Saturday, May 10, 2014

TUTORIAL Conway Bead Beaded with Tetrahedrons and Prisms

I just posted my newest beaded bead pattern.   I'm calling it the Conway Bead.  I named after the great mathematician John Horton Conway in honor of his extensive work on symmetry, especially four dimensional polytopes, on which this piece is based. This particular design is taken from the 03-ambo polydodecahedron.  (Say that ten times fast!)  Alicia Boole Stott discovered this shape last century, along with a bunch of other 4D polytopes, built models of them in paper, and wrote about them.  I didn't bead the whole thing, just a small piece of it.
Although it might sound complicated from that introduction, the structure of this thing is actually quite elegant.  Once you get the hang of it, it's quite intuitive, and my tutorial is designed to give you that intuition.  It's beaded much like cubic right angle weave but with tetrahedrons and prisms instead of cubes.  This tutorial is designed for experienced beaders, and it includes charts like those found on my blog here. This tutorial assumes you already how to do cubic right angle weave and know how to connect two ends to make a continuous strip. If you don’t, check out the links here to learn how.

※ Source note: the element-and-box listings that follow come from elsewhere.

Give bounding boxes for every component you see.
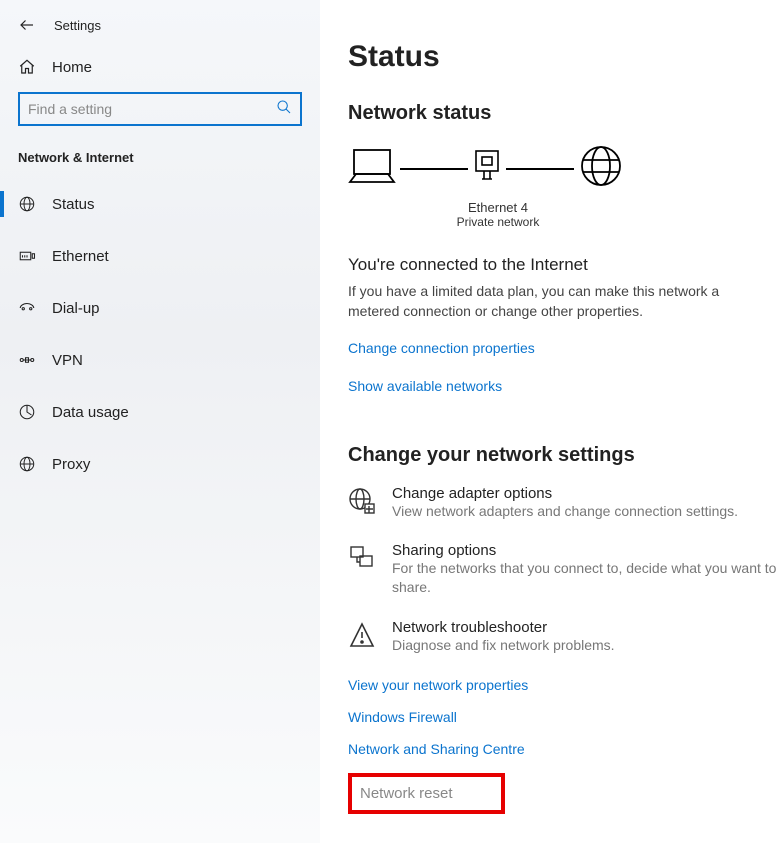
setting-desc: Diagnose and fix network problems. (392, 636, 615, 655)
setting-title: Network troubleshooter (392, 619, 615, 636)
troubleshooter-icon (348, 621, 376, 649)
network-reset-link[interactable]: Network reset (348, 773, 505, 814)
data-usage-icon (18, 403, 36, 421)
home-label: Home (52, 59, 92, 76)
diagram-caption: Ethernet 4 Private network (348, 200, 648, 229)
search-input[interactable] (28, 101, 252, 117)
windows-firewall-link[interactable]: Windows Firewall (348, 709, 784, 725)
view-network-properties-link[interactable]: View your network properties (348, 677, 784, 693)
sidebar-item-label: Dial-up (52, 300, 100, 317)
change-connection-properties-link[interactable]: Change connection properties (348, 340, 535, 356)
show-available-networks-link[interactable]: Show available networks (348, 378, 502, 394)
back-icon[interactable] (18, 16, 36, 34)
adapter-icon (472, 149, 502, 188)
adapter-options-icon (348, 487, 376, 515)
main-content: Status Network status Ethernet 4 Private… (320, 0, 784, 843)
home-nav[interactable]: Home (0, 48, 320, 86)
sidebar-item-dialup[interactable]: Dial-up (0, 287, 320, 329)
network-sharing-centre-link[interactable]: Network and Sharing Centre (348, 741, 784, 757)
app-title: Settings (54, 18, 101, 33)
setting-desc: For the networks that you connect to, de… (392, 559, 784, 597)
sidebar-item-label: Ethernet (52, 248, 109, 265)
network-name: Ethernet 4 (348, 200, 648, 215)
connected-desc: If you have a limited data plan, you can… (348, 281, 728, 322)
network-troubleshooter[interactable]: Network troubleshooter Diagnose and fix … (348, 619, 784, 655)
network-diagram (348, 143, 784, 194)
change-adapter-options[interactable]: Change adapter options View network adap… (348, 485, 784, 521)
sidebar-item-ethernet[interactable]: Ethernet (0, 235, 320, 277)
sharing-options[interactable]: Sharing options For the networks that yo… (348, 542, 784, 597)
status-icon (18, 195, 36, 213)
category-label: Network & Internet (0, 144, 320, 183)
setting-title: Sharing options (392, 542, 784, 559)
setting-desc: View network adapters and change connect… (392, 502, 738, 521)
sidebar-item-vpn[interactable]: VPN (0, 339, 320, 381)
sidebar-item-label: VPN (52, 352, 83, 369)
setting-title: Change adapter options (392, 485, 738, 502)
change-settings-heading: Change your network settings (348, 444, 784, 467)
sidebar-item-label: Data usage (52, 404, 129, 421)
proxy-icon (18, 455, 36, 473)
search-icon (276, 99, 292, 120)
sidebar-item-status[interactable]: Status (0, 183, 320, 225)
vpn-icon (18, 351, 36, 369)
home-icon (18, 58, 36, 76)
dialup-icon (18, 299, 36, 317)
globe-icon (578, 143, 624, 194)
search-box[interactable] (18, 92, 302, 126)
sidebar-item-label: Proxy (52, 456, 90, 473)
sidebar-item-label: Status (52, 196, 95, 213)
ethernet-icon (18, 247, 36, 265)
sidebar-item-data-usage[interactable]: Data usage (0, 391, 320, 433)
sharing-icon (348, 544, 376, 572)
sidebar: Settings Home Network & Internet Status … (0, 0, 320, 843)
network-status-heading: Network status (348, 102, 784, 125)
sidebar-item-proxy[interactable]: Proxy (0, 443, 320, 485)
connected-title: You're connected to the Internet (348, 255, 784, 275)
computer-icon (348, 146, 396, 191)
page-title: Status (348, 40, 784, 74)
network-profile: Private network (348, 215, 648, 229)
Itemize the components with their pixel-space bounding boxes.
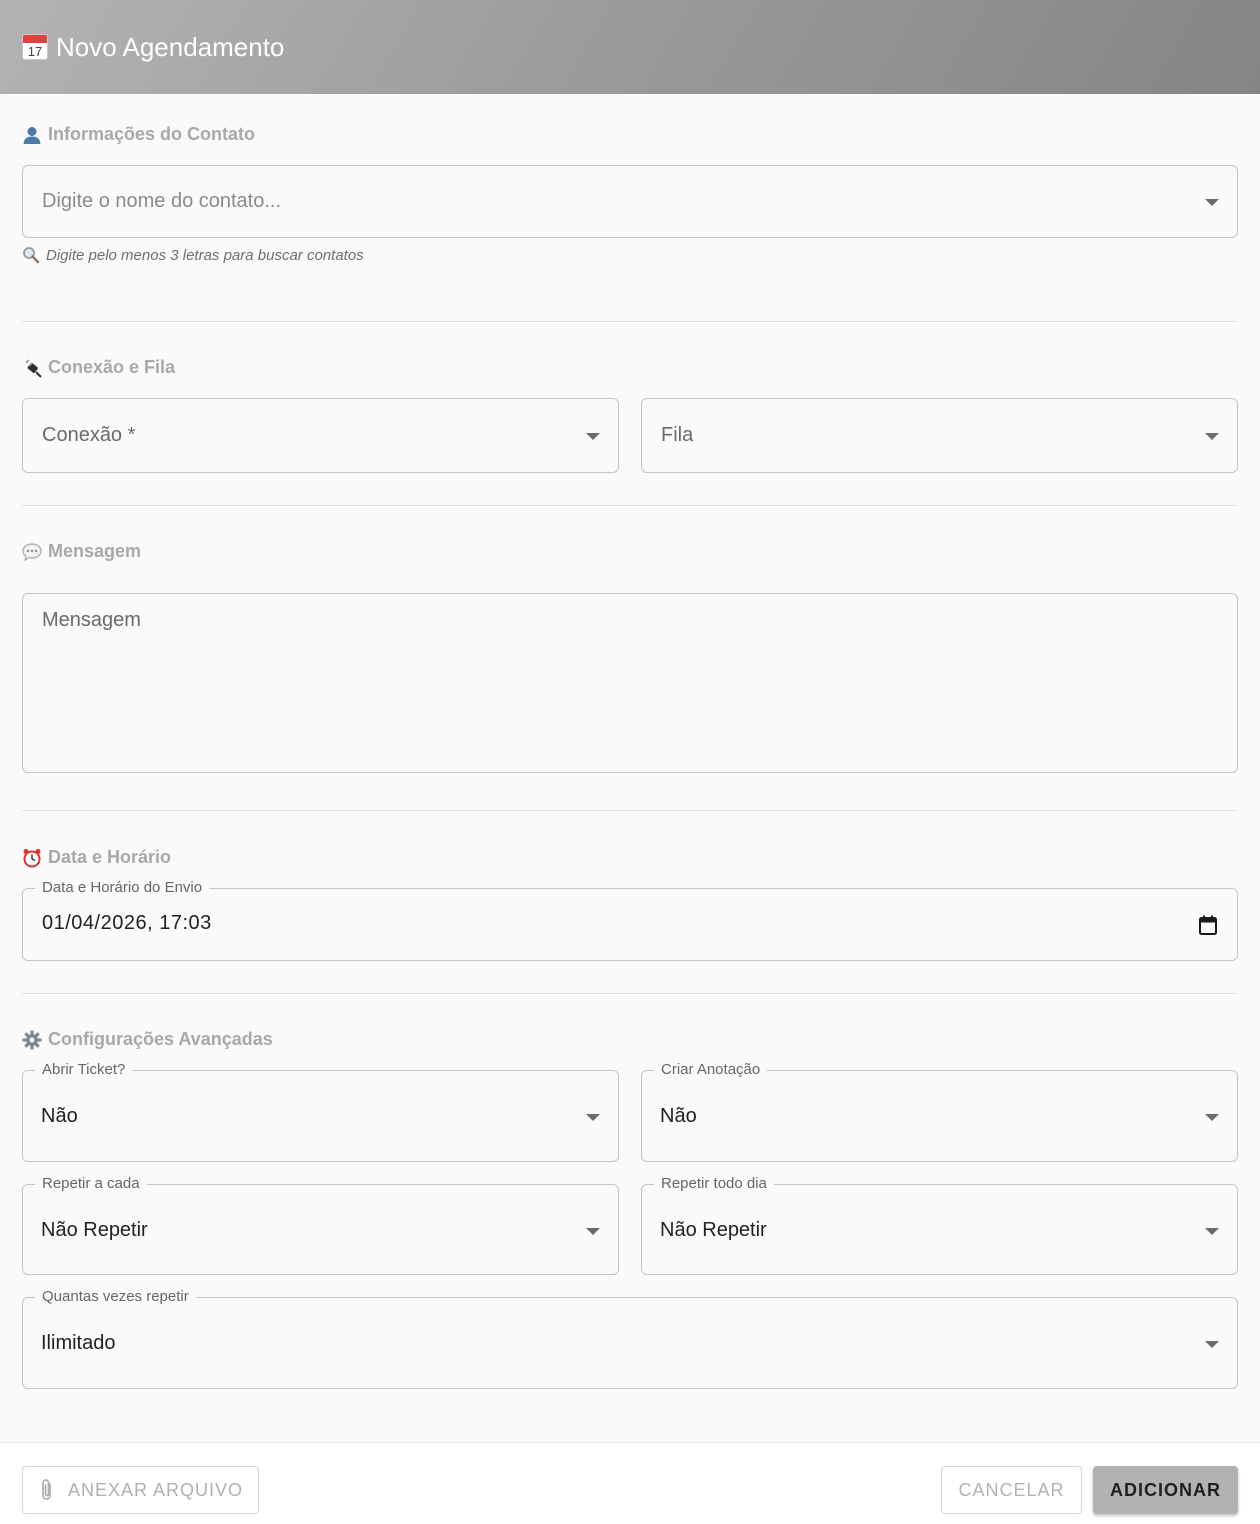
dialog-title: 17 Novo Agendamento (22, 32, 284, 63)
paperclip-icon (42, 1479, 51, 1500)
queue-select[interactable]: Fila (641, 398, 1238, 473)
section-title-advanced: Configurações Avançadas (22, 1029, 273, 1050)
dialog-footer: ANEXAR ARQUIVO CANCELAR ADICIONAR (0, 1442, 1260, 1524)
contact-search-input[interactable]: Digite o nome do contato... (22, 165, 1238, 238)
create-note-select[interactable]: Criar Anotação Não (641, 1061, 1238, 1162)
section-title-connection: Conexão e Fila (22, 357, 175, 378)
divider (22, 505, 1238, 506)
chevron-down-icon[interactable] (1205, 433, 1219, 440)
chevron-down-icon[interactable] (586, 1228, 600, 1235)
attach-file-button[interactable]: ANEXAR ARQUIVO (22, 1466, 259, 1514)
connection-select[interactable]: Conexão * (22, 398, 619, 473)
message-textarea[interactable]: Mensagem (22, 593, 1238, 773)
add-button[interactable]: ADICIONAR (1093, 1466, 1238, 1514)
dialog-header: 17 Novo Agendamento (0, 0, 1260, 94)
repeat-times-select[interactable]: Quantas vezes repetir Ilimitado (22, 1288, 1238, 1389)
chevron-down-icon[interactable] (1205, 1341, 1219, 1348)
section-title-contact: Informações do Contato (22, 124, 255, 145)
divider (22, 810, 1238, 811)
divider (22, 321, 1238, 322)
contact-search-hint: Digite pelo menos 3 letras para buscar c… (22, 246, 364, 264)
datetime-input[interactable]: Data e Horário do Envio 01/04/2026, 17:0… (22, 879, 1238, 961)
section-title-datetime: Data e Horário (22, 847, 171, 868)
open-ticket-select[interactable]: Abrir Ticket? Não (22, 1061, 619, 1162)
cancel-button[interactable]: CANCELAR (941, 1466, 1082, 1514)
repeat-daily-select[interactable]: Repetir todo dia Não Repetir (641, 1175, 1238, 1275)
dialog-title-text: Novo Agendamento (56, 31, 285, 62)
plug-icon (25, 358, 42, 378)
chevron-down-icon[interactable] (586, 433, 600, 440)
magnifier-icon (23, 247, 40, 264)
repeat-every-select[interactable]: Repetir a cada Não Repetir (22, 1175, 619, 1275)
alarm-clock-icon (23, 848, 41, 867)
chevron-down-icon[interactable] (1205, 199, 1219, 206)
user-icon (23, 126, 41, 144)
speech-bubble-icon (22, 542, 42, 561)
calendar-icon: 17 (22, 34, 48, 60)
chevron-down-icon[interactable] (1205, 1114, 1219, 1121)
section-title-message: Mensagem (22, 541, 141, 562)
chevron-down-icon[interactable] (586, 1114, 600, 1121)
calendar-picker-icon[interactable] (1199, 915, 1217, 935)
gear-icon (22, 1030, 42, 1049)
chevron-down-icon[interactable] (1205, 1228, 1219, 1235)
divider (22, 993, 1238, 994)
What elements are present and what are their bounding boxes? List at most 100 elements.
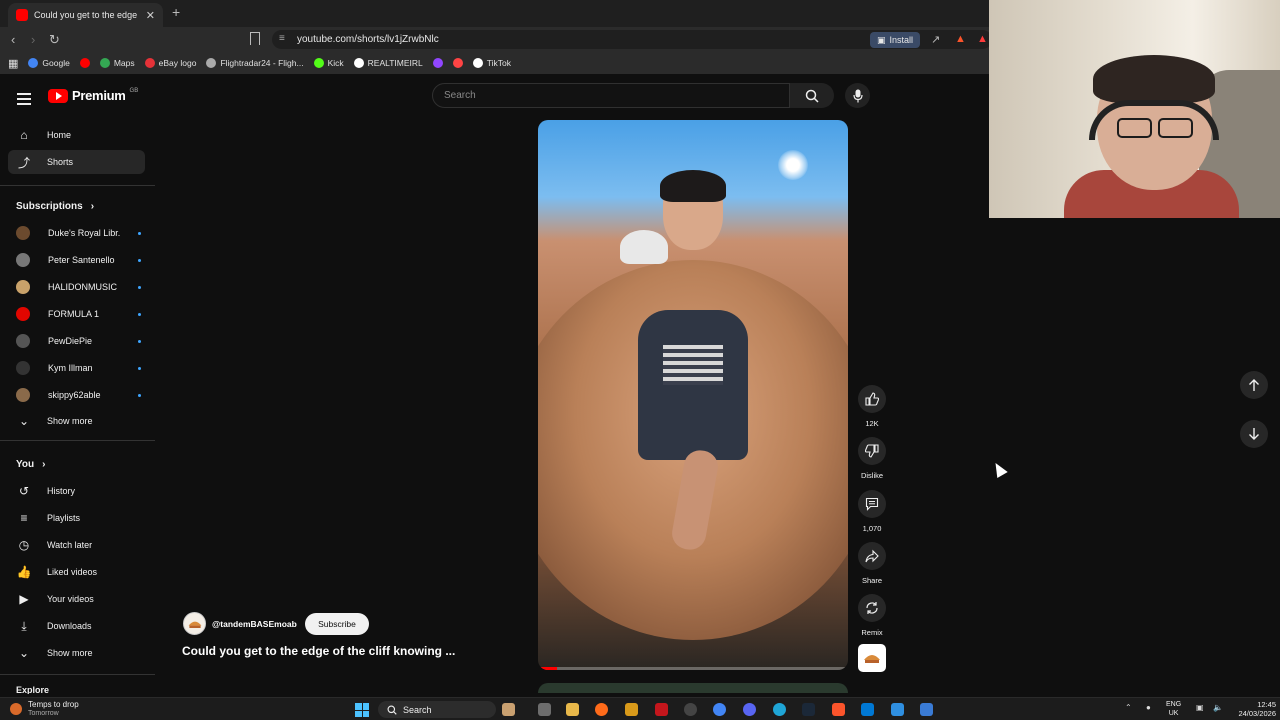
next-short-button[interactable]: [1240, 420, 1268, 448]
windows-taskbar: Temps to drop Tomorrow Search ⌃ ● ENG UK…: [0, 697, 1280, 720]
previous-short-button[interactable]: [1240, 371, 1268, 399]
bookmark-icon[interactable]: [250, 32, 260, 45]
subscription-item[interactable]: Peter Santenello: [16, 250, 141, 270]
comments-button[interactable]: 1,070: [858, 490, 886, 533]
brave-icon[interactable]: [832, 703, 845, 716]
taskbar-app-icon[interactable]: [502, 703, 515, 716]
remix-button[interactable]: Remix: [858, 594, 886, 637]
app-icon[interactable]: [920, 703, 933, 716]
channel-thumbnail[interactable]: [858, 644, 886, 672]
sidebar-item-show-more-you[interactable]: ⌄ Show more: [8, 641, 145, 665]
bookmark-item[interactable]: [79, 58, 90, 68]
tray-chevron-up-icon[interactable]: ⌃: [1125, 703, 1132, 712]
voice-search-button[interactable]: [845, 83, 870, 108]
explore-heading[interactable]: Explore: [16, 686, 49, 694]
search-placeholder: Search: [444, 90, 476, 101]
system-clock[interactable]: 12:45 24/03/2026: [1232, 700, 1276, 718]
discord-icon[interactable]: [743, 703, 756, 716]
microphone-tray-icon[interactable]: ●: [1146, 703, 1151, 712]
bookmark-item[interactable]: Maps: [99, 58, 135, 68]
bookmark-item[interactable]: Flightradar24 - Fligh...: [206, 58, 304, 68]
short-title[interactable]: Could you get to the edge of the cliff k…: [182, 644, 455, 658]
share-button[interactable]: Share: [858, 542, 886, 585]
browser-tab[interactable]: Could you get to the edge of ✕: [8, 3, 163, 27]
sidebar-item-your-videos[interactable]: ▶ Your videos: [8, 587, 145, 611]
bookmark-item[interactable]: eBay logo: [144, 58, 196, 68]
file-explorer-icon[interactable]: [566, 703, 579, 716]
channel-avatar[interactable]: [183, 612, 206, 635]
sidebar-item-shorts[interactable]: ⤴ Shorts: [8, 150, 145, 174]
reload-icon[interactable]: ↻: [49, 32, 60, 48]
bookmark-favicon-icon: [206, 58, 217, 68]
chrome-icon[interactable]: [713, 703, 726, 716]
like-button[interactable]: 12K: [858, 385, 886, 428]
bookmark-item[interactable]: [452, 58, 463, 68]
windows-start-icon[interactable]: [355, 703, 369, 717]
back-arrow-icon[interactable]: ‹: [11, 32, 15, 47]
weather-widget[interactable]: Temps to drop Tomorrow: [28, 700, 79, 718]
brave-shield-icon[interactable]: ▲: [955, 33, 966, 45]
language-line-1: ENG: [1166, 701, 1182, 708]
github-icon[interactable]: [684, 703, 697, 716]
subscription-item[interactable]: HALIDONMUSIC: [16, 277, 141, 297]
network-icon[interactable]: ▣: [1196, 703, 1204, 712]
steam-icon[interactable]: [802, 703, 815, 716]
site-info-icon[interactable]: ≡: [279, 33, 285, 44]
subscribe-button[interactable]: Subscribe: [305, 613, 369, 635]
install-app-button[interactable]: ▣ Install: [870, 32, 920, 48]
bookmark-item[interactable]: REALTIMEIRL: [353, 58, 423, 68]
taskbar-search[interactable]: Search: [378, 701, 496, 718]
chevron-down-icon: ⌄: [18, 414, 30, 428]
sidebar-item-downloads[interactable]: ⤓ Downloads: [8, 614, 145, 638]
subscription-item[interactable]: FORMULA 1: [16, 304, 141, 324]
video-progress-track[interactable]: [538, 667, 848, 670]
subscriptions-heading[interactable]: Subscriptions ›: [16, 201, 94, 212]
subscription-item[interactable]: Kym Illman: [16, 358, 141, 378]
subscription-item[interactable]: PewDiePie: [16, 331, 141, 351]
task-view-icon[interactable]: [538, 703, 551, 716]
next-short-preview[interactable]: [538, 683, 848, 693]
bookmark-item[interactable]: TikTok: [472, 58, 511, 68]
dislike-button[interactable]: Dislike: [858, 437, 886, 480]
channel-handle[interactable]: @tandemBASEmoab: [212, 619, 297, 629]
share-page-icon[interactable]: ↗: [931, 33, 940, 46]
forward-arrow-icon[interactable]: ›: [31, 32, 35, 47]
brave-rewards-icon[interactable]: ▲: [977, 33, 988, 45]
bookmark-item[interactable]: Kick: [313, 58, 344, 68]
firefox-icon[interactable]: [595, 703, 608, 716]
subscription-item[interactable]: Duke's Royal Libr...: [16, 223, 141, 243]
sidebar-item-liked-videos[interactable]: 👍 Liked videos: [8, 560, 145, 584]
sidebar-item-home[interactable]: ⌂ Home: [8, 123, 145, 147]
sidebar-item-show-more-subs[interactable]: ⌄ Show more: [8, 409, 145, 433]
youtube-favicon-icon: [16, 9, 28, 21]
copilot-icon[interactable]: [891, 703, 904, 716]
menu-icon[interactable]: [17, 90, 31, 108]
url-text: youtube.com/shorts/lv1jZrwbNlc: [297, 34, 439, 45]
apps-grid-icon[interactable]: ▦: [8, 57, 18, 70]
glasses-icon: [1117, 118, 1193, 138]
sidebar-item-history[interactable]: ↺ History: [8, 479, 145, 503]
bookmark-item[interactable]: [432, 58, 443, 68]
rockstar-icon[interactable]: [625, 703, 638, 716]
weather-icon[interactable]: [10, 703, 22, 715]
youtube-play-icon: [48, 88, 68, 103]
youtube-premium-logo[interactable]: Premium GB: [48, 88, 138, 103]
edge-icon[interactable]: [773, 703, 786, 716]
language-indicator[interactable]: ENG UK: [1166, 700, 1181, 718]
sidebar-item-watch-later[interactable]: ◷ Watch later: [8, 533, 145, 557]
video-frame-sun: [778, 150, 808, 180]
you-heading[interactable]: You ›: [16, 459, 46, 470]
tab-close-icon[interactable]: ✕: [146, 9, 155, 22]
new-tab-button[interactable]: +: [172, 4, 180, 20]
you-title: You: [16, 459, 35, 470]
volume-icon[interactable]: 🔈: [1213, 703, 1223, 712]
bookmark-item[interactable]: Google: [28, 58, 70, 68]
subscription-item[interactable]: skippy62able: [16, 385, 141, 405]
short-video-player[interactable]: [538, 120, 848, 670]
store-icon[interactable]: [861, 703, 874, 716]
app-icon[interactable]: [655, 703, 668, 716]
sidebar-item-playlists[interactable]: ≡ Playlists: [8, 506, 145, 530]
video-frame-shirt-flag: [663, 345, 723, 385]
search-input[interactable]: Search: [432, 83, 790, 108]
search-button[interactable]: [790, 83, 834, 108]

You should also probably already know how to bead a dodecahedron or at least know what a dodecahedron is before trying this design.   This is a dodecahedron.
One of the things I like about this structure is that it has large holes that run through its center so you can easily string it on chain or cord.
Another thing I like about this beaded bead is that the underlying structure comes from something that is four dimensional.  If you were to try to build the whole structure with bugle beads, it wouldn't work because the angles don't actually match up precisely.  Even the little piece I beaded probably wouldn't work.  It's close, but not exact.  But because seed beads are short and bead weaves are flexible, you just have to be close.  So bead weaving makes it possible to build a little chunk of this 4D thing in 3D, thereby making the impossible just unlikely.  Thanks for looking.